第7話 天才と異世界人
アサシンが去った後を呆然と眺める。
どうしろっちゅーねん。
ここが一番大事な時じゃないのか。
異世界人とのファーストコンタクトだぞ。ここで運命決まるんだぞ。
アサシンへの殺意と焦る気持ちを抑え、さりげなく女性を観察する。
――顔のパーツ、特に違いはない。体、変わりなし。髪色、黄色。服装、ワンピースタイプ。布、植物性と動物性のもの。靴、草履。健康状態、まずまず。

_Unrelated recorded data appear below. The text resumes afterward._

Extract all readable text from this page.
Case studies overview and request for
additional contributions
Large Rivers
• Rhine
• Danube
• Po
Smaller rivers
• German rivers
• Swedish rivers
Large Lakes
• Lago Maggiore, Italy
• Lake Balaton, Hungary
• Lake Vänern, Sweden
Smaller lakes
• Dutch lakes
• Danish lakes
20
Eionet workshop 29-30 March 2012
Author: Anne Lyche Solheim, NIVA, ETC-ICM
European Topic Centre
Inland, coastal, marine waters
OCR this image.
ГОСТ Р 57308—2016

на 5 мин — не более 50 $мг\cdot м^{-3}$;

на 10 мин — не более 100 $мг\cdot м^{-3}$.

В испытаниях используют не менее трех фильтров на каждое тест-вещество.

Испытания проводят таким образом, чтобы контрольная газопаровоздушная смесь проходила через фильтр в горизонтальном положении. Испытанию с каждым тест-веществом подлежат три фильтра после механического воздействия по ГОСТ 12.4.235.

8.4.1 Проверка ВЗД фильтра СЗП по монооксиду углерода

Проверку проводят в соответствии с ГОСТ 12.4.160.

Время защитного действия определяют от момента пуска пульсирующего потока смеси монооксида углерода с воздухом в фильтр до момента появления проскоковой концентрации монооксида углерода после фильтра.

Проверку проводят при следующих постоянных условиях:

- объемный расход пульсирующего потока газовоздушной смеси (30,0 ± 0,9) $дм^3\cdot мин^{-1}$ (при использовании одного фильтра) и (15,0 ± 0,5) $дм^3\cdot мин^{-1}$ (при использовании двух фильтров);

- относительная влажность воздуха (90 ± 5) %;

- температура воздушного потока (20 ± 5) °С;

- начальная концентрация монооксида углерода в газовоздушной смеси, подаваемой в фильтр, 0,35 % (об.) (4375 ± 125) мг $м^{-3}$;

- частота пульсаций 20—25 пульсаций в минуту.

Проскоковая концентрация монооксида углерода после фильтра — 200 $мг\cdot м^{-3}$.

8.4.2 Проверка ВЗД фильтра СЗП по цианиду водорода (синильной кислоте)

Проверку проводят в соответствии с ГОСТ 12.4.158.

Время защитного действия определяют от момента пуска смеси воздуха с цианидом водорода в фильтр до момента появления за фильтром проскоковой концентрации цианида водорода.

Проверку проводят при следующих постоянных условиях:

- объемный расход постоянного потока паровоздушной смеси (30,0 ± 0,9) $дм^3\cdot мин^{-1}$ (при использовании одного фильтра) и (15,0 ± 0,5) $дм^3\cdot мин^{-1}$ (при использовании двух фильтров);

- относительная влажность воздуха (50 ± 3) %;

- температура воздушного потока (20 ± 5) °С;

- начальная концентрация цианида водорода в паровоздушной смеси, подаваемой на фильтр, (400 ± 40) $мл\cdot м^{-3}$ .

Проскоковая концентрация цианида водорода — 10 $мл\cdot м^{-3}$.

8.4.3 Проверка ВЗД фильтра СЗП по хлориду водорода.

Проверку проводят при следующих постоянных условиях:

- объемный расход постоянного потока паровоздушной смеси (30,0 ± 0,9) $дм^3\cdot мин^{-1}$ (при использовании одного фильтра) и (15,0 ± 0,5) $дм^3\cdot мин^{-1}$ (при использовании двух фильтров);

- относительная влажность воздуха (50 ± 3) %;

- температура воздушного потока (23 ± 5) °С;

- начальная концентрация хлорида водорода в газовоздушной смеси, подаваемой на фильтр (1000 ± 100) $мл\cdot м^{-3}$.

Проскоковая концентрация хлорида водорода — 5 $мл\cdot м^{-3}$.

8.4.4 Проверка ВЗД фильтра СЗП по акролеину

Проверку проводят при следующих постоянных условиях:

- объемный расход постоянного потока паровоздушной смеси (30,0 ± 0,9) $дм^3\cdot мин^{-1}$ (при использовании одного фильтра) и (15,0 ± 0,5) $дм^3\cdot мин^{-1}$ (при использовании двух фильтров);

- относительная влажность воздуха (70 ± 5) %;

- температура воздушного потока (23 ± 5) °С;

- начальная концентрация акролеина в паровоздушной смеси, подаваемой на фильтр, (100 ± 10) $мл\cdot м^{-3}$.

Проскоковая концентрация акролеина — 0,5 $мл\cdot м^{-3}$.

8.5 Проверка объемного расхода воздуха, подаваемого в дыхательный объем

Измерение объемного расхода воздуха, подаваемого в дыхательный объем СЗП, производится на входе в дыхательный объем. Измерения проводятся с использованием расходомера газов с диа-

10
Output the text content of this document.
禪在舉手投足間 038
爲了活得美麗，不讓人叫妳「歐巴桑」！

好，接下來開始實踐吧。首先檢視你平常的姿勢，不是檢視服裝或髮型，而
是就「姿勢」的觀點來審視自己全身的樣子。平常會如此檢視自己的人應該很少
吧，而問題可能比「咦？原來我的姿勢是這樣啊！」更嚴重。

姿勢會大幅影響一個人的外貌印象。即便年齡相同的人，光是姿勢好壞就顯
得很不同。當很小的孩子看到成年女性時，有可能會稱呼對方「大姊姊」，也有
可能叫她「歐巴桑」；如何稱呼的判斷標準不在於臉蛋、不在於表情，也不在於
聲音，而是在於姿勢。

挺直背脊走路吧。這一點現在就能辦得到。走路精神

鑑定で女性のステータスを確認し、自分たちとの相違点を探すが、幸い目立って違うところはなかった。
後は―――言語だ。
「……あの、大丈夫かしら?」
表情に気を付けながら、言葉を発する。
最悪、通じなくても敵意がないことを理解してもらえればいい。
「えっ! ……あぁ。ごめん、驚いちゃって」
女性は何度か瞬きをしつつも、返事をくれた。
――よし、言葉は通じる。
これで最初の難関は突破できた。
「あなた……たち? は、ここら辺の人ではないでしょ? どうしてここに?」
「ああ、実は都まで仕事を探しに来たのよ。この森を突っ切ってね」
実際に通ってきた道を指さす。
女性はまたも目を瞬かせながら、聞いてきた。
「この森を? 森の奥のモンスターはとっても強いけど、大丈夫だった?」
なるほど、森で出会った凶悪な生き物たちはこっち基準で強いのか。
「ええ、ありがとう。大丈夫よ、さっき一緒にいた男がとても強いもの」
ニッコリと笑って答える。
そこでアサシンの存在を思い出したのだろう。
女性は困惑した顔で、さきほどまでアサシンがいた場所を見た。
私は彼女が何か言う前に、畳みかけるようにしてお願いする。
「ねえ、突然で悪いのだけれど、よければ鍋を貸してもらえないかしら?」
「へ? 鍋……?」
「そう、鍋。できれば大きい方が良いわ」
私は自他ともに認める天才であると同時に、自他ともに認める美貌の持ち主でもある。
出し惜しみをせずに、己の美貌を利用しまくる。
「ダメ……かしら? あなたのお手伝いだってするわ! 水をくむのかしら、それも手伝うわ! だから、お願い」
上目使いで懇願する。
それが効いたのか定かではないが、女性は小さくうなづいてくれた。
「水汲みは、自分でやるから大丈夫。でも、鍋……ね。大きいものはあったかな?」
「ありがとう、お姉さん! 助かるわ!!」
にこやかに笑いながら、考え事をして無防備な女性に近づく。
彼女は特に警戒もせず、傍に行くことを許してくれた。
落ちていた木桶を拾い、彼女に渡す。
「とりあえず水を汲みましょう? その後は何をするのかしら、私に手伝えることはある?」
「えっと、そうだね。水を汲んだら村に戻るんだ。その後はクシェの実の収穫かな」
「それも手伝うわ! さぁ、早く水を汲みましょう? その後村に行くのよ!」
グイグイと女性を引っ張り、川へ誘導する。
私があまりにはしゃいでいたからだろう、彼女はこらえきれずに笑った。
「はいはい、今行くよ。ふふ、妹ができたみたい」
女性が柔らかく笑いかけてくれる。
ファーストコンタクトは上々のようだ。
女性を急かしながら、村へと案内してもらった。